Mardi, Manuel Valls a dévoilé aux yeux de la France entière la composition de son nouveau gouvernement. Des sortants, des entrants, et de nouveaux problèmes qui émanent même de l’aile gauche de la majorité présidentielle.
Que ce fut vif et surprenant. Tout le monde savait que la rentrée du gouvernement et du pouvoir en place allait être mouvementée. Ça n’a pas trainé, c’est le moins que l’on puisse dire. Dès lundi, Manuel Valls a présenté la démission de son gouvernement à François Hollande, quelques heures seulement après qu’Arnaud Montebourg et Benoît Hamon se soient désolidarisés de la politique menée par leur Président, François Hollande.

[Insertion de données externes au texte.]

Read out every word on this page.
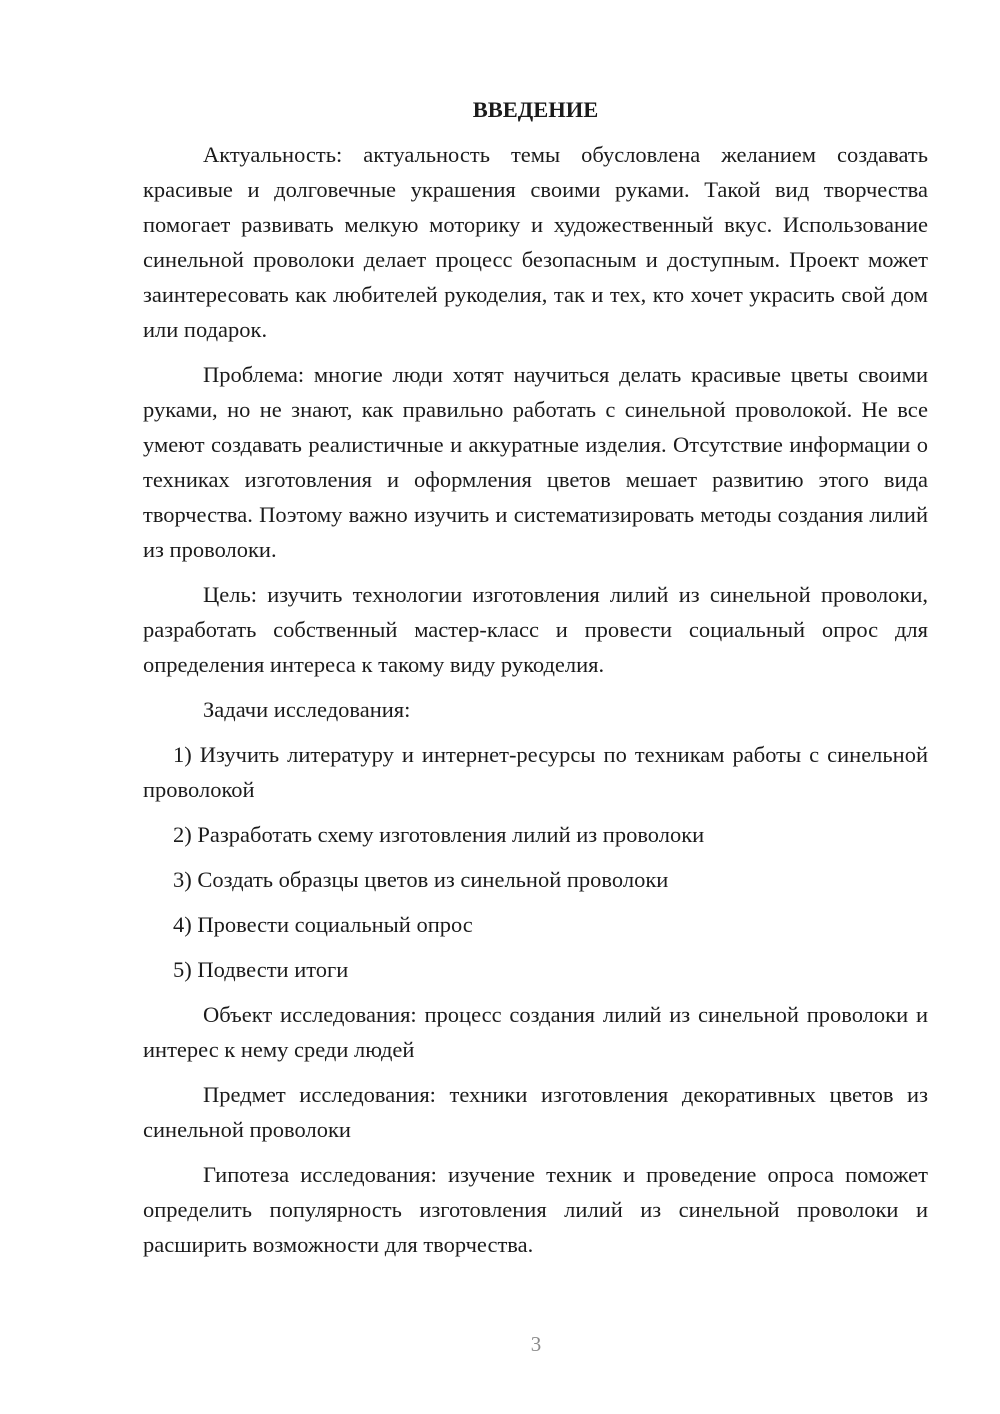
ВВЕДЕНИЕ

Актуальность: актуальность темы обусловлена желанием создавать красивые и долговечные украшения своими руками. Такой вид творчества помогает развивать мелкую моторику и художественный вкус. Использование синельной проволоки делает процесс безопасным и доступным. Проект может заинтересовать как любителей рукоделия, так и тех, кто хочет украсить свой дом или подарок.

Проблема: многие люди хотят научиться делать красивые цветы своими руками, но не знают, как правильно работать с синельной проволокой. Не все умеют создавать реалистичные и аккуратные изделия. Отсутствие информации о техниках изготовления и оформления цветов мешает развитию этого вида творчества. Поэтому важно изучить и систематизировать методы создания лилий из проволоки.

Цель: изучить технологии изготовления лилий из синельной проволоки, разработать собственный мастер-класс и провести социальный опрос для определения интереса к такому виду рукоделия.

Задачи исследования:

1) Изучить литературу и интернет-ресурсы по техникам работы с синельной проволокой

2) Разработать схему изготовления лилий из проволоки

3) Создать образцы цветов из синельной проволоки

4) Провести социальный опрос

5) Подвести итоги

Объект исследования: процесс создания лилий из синельной проволоки и интерес к нему среди людей

Предмет исследования: техники изготовления декоративных цветов из синельной проволоки

Гипотеза исследования: изучение техник и проведение опроса поможет определить популярность изготовления лилий из синельной проволоки и расширить возможности для творчества.

3
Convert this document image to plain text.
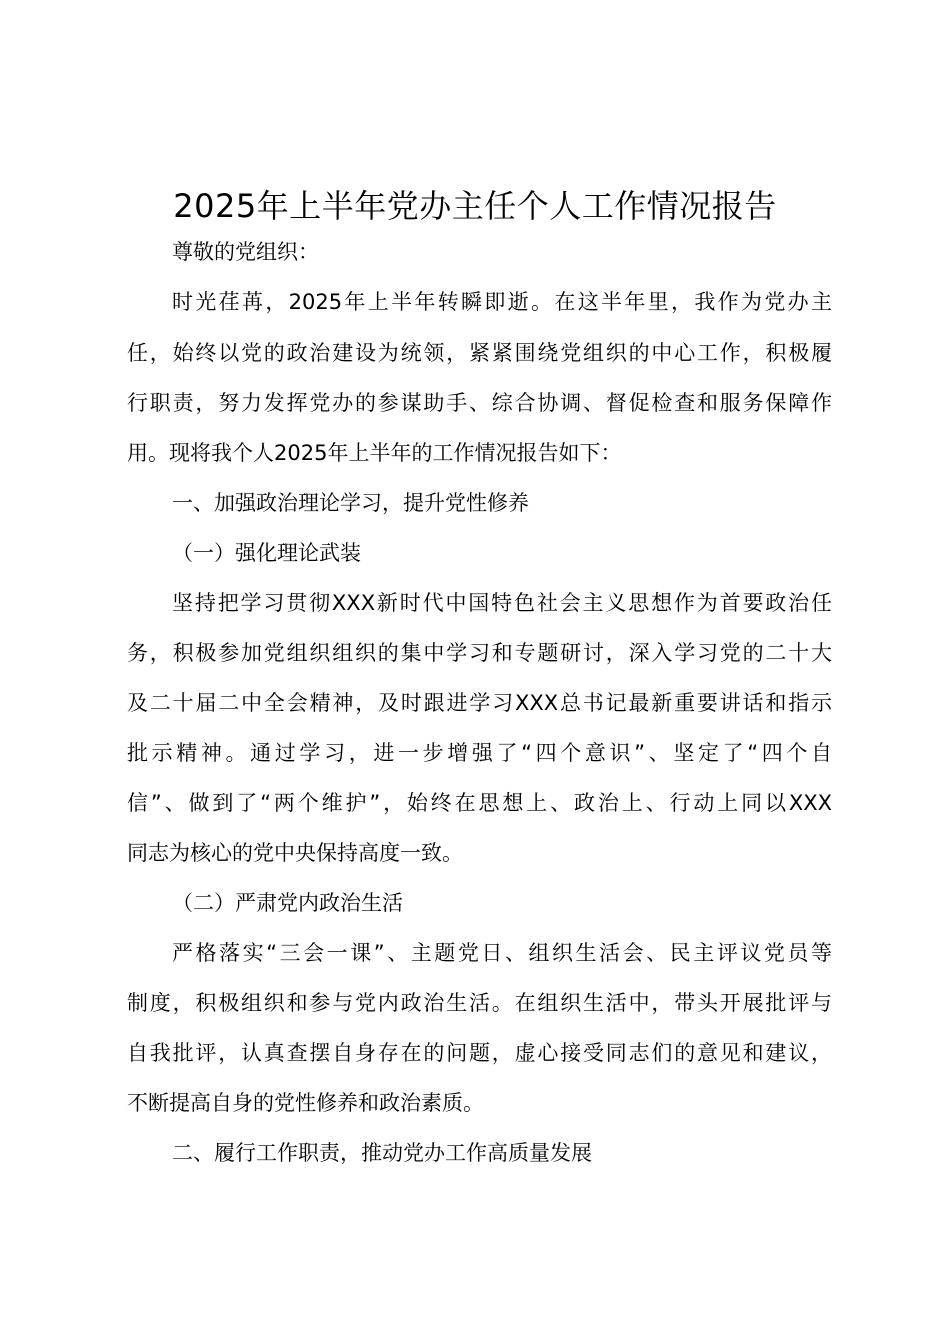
2025年上半年党办主任个人工作情况报告
尊敬的党组织：
时光荏苒，2025年上半年转瞬即逝。在这半年里，我作为党办主
任，始终以党的政治建设为统领，紧紧围绕党组织的中心工作，积极履
行职责，努力发挥党办的参谋助手、综合协调、督促检查和服务保障作
用。现将我个人2025年上半年的工作情况报告如下：
一、加强政治理论学习，提升党性修养
（一）强化理论武装
坚持把学习贯彻XXX新时代中国特色社会主义思想作为首要政治任
务，积极参加党组织组织的集中学习和专题研讨，深入学习党的二十大
及二十届二中全会精神，及时跟进学习XXX总书记最新重要讲话和指示
批示精神。通过学习，进一步增强了“四个意识”、坚定了“四个自
信”、做到了“两个维护”，始终在思想上、政治上、行动上同以XXX
同志为核心的党中央保持高度一致。
（二）严肃党内政治生活
严格落实“三会一课”、主题党日、组织生活会、民主评议党员等
制度，积极组织和参与党内政治生活。在组织生活中，带头开展批评与
自我批评，认真查摆自身存在的问题，虚心接受同志们的意见和建议，
不断提高自身的党性修养和政治素质。
二、履行工作职责，推动党办工作高质量发展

La décision du gouvernement de quitter sa ligne assez « de gauche » a surpris. Arnaud Montebourg, grand conservateur des emplois et de la production de la patrie est remplacé par un spécialiste de la finance, en la personne d’Emmanuel Macron. Dès le lendemain, la presse dite de gauche annoncée un tournant social-libéral du gouvernement Valls II, ce qui coïncide avec les refus des Verts et de Robert Hue d’y participer. Et pourtant, on se souvient des discours de Hollande pendant sa campagne, son fameux « mon seul ennemi, c’est la finance ». Peut-être a-t-il compris que ce serait finalement un thème essentiel de son mandat pour réduire son bilan actuellement catastrophique à passable en 2017. Aujourd’hui, Hollande ne veut plus satisfaire la gauche, il essaye de reconquérir la France.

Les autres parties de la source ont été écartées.